Выбрав подходящий момент, я оживилась и оттолкнула от себя насильника, но он тут же навалился снова. У нас разные весовые категории, справиться с ним будет сложно, подумалось мне. Мы боролись несколько минут, но я явно проигрывала в схватке, лишь еще больше распаляя его. Он наносил мне удар за ударом в лицо, стало понятно, что уже не отпустит меня живой. Нащупала кусок кирпича и попыталась замахнуться, но негодяй выхватил кирпич у меня из рук и ударил меня им по голове. Удар получился вскользь, лишь оцарапав кожу, кровь стала заливать левый глаз. Зарычав от ярости, он дернул мою руку и так сильно прижал ее к земле, что послышался хруст костей.

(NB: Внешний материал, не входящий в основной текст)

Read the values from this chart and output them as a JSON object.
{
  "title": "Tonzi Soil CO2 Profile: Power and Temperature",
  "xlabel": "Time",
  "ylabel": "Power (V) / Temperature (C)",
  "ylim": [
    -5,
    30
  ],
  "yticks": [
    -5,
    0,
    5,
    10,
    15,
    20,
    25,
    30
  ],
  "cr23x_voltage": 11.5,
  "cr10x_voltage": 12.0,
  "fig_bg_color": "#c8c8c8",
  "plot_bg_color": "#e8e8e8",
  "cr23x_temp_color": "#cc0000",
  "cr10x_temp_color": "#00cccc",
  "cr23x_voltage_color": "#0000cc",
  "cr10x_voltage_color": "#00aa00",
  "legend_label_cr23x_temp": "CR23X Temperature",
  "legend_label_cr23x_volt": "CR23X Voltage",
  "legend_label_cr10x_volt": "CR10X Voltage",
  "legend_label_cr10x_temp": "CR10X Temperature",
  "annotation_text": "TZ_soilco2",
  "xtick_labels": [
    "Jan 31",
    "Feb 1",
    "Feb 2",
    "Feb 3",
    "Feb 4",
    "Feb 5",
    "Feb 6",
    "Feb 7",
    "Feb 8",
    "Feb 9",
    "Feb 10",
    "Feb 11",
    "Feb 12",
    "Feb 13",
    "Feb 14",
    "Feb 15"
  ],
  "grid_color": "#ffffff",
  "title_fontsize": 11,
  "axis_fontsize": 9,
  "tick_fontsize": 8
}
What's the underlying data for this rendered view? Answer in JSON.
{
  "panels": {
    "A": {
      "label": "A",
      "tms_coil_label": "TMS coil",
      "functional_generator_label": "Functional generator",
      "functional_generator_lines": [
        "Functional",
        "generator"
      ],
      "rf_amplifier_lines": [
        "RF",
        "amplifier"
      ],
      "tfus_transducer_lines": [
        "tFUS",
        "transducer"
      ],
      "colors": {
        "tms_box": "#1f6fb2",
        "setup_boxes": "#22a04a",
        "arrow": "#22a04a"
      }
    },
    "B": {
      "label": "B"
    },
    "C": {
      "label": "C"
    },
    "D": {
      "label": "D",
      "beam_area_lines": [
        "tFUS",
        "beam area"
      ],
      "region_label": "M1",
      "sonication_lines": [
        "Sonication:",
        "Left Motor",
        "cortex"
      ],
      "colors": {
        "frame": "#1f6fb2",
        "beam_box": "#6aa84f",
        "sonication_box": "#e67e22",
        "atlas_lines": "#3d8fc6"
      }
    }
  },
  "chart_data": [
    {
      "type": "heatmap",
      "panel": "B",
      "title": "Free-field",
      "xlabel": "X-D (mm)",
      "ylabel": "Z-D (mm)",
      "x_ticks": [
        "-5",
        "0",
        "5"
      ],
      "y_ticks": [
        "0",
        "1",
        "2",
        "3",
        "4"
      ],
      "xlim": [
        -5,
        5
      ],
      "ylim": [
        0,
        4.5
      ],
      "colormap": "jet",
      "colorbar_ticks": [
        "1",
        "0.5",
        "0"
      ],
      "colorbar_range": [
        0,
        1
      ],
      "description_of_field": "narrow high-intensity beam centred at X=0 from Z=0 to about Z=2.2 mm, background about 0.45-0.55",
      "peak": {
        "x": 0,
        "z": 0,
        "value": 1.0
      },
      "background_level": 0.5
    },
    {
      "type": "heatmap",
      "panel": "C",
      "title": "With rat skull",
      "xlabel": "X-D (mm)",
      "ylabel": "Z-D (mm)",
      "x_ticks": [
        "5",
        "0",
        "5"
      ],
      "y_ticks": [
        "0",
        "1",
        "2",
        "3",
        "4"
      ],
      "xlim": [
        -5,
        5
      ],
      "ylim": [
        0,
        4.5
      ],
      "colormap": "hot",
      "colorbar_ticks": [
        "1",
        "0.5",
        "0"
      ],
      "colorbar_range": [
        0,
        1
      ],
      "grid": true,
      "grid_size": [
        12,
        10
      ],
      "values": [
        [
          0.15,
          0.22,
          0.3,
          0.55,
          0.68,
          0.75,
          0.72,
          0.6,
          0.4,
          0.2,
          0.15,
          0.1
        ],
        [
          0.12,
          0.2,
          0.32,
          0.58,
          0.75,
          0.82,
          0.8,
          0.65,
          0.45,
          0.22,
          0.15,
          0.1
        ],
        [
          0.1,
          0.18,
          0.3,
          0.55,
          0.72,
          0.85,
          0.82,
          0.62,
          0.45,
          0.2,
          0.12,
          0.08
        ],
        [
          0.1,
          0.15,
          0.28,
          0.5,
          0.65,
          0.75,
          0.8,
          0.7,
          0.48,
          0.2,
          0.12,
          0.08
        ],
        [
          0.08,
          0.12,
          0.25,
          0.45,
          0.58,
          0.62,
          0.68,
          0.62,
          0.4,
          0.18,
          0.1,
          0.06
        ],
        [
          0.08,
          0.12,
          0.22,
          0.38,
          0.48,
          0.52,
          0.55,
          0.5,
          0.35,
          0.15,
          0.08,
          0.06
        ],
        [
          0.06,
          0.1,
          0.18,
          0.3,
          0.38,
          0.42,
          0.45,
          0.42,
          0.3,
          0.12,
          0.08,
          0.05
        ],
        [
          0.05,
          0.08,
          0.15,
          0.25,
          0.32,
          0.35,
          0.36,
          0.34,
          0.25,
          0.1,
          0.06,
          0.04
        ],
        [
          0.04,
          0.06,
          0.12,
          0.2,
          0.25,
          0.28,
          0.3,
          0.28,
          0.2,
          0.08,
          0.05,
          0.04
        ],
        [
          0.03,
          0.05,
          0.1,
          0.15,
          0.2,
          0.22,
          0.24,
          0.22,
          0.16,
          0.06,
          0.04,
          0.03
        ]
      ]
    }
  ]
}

Я почти не ощутила боли, только поняла, что правая рука сломана. И еще поняла, что меня никто не пощадит и не поможет. А сдаваться на милость насильнику я не собиралась. Краем глаза заметила занесенный надо мной кусок кирпича в крови.
- Нет! – тот, другой подскочил к сидевшему на мне негодяю и выхватил у него кирпич. – Нам велели напугать и позабавиться с ней… ты ее убивать собрался?! Придурок! Я на это не подписывался!
- Ну и вали отсюда! Трус! – он на секунду отвлекся, и мне хватило этого. Я со всей силы оттолкнула нападавшего, и умудрилась вскочить на ноги. С удивлением заметила, что на мне нет туфлей, которыми можно было нанести ощутимый удар, от платья почти ничего не осталось, все колени в крови и земле. Ярость переполняла меня, скручивая в тугую пружину все мои мышцы.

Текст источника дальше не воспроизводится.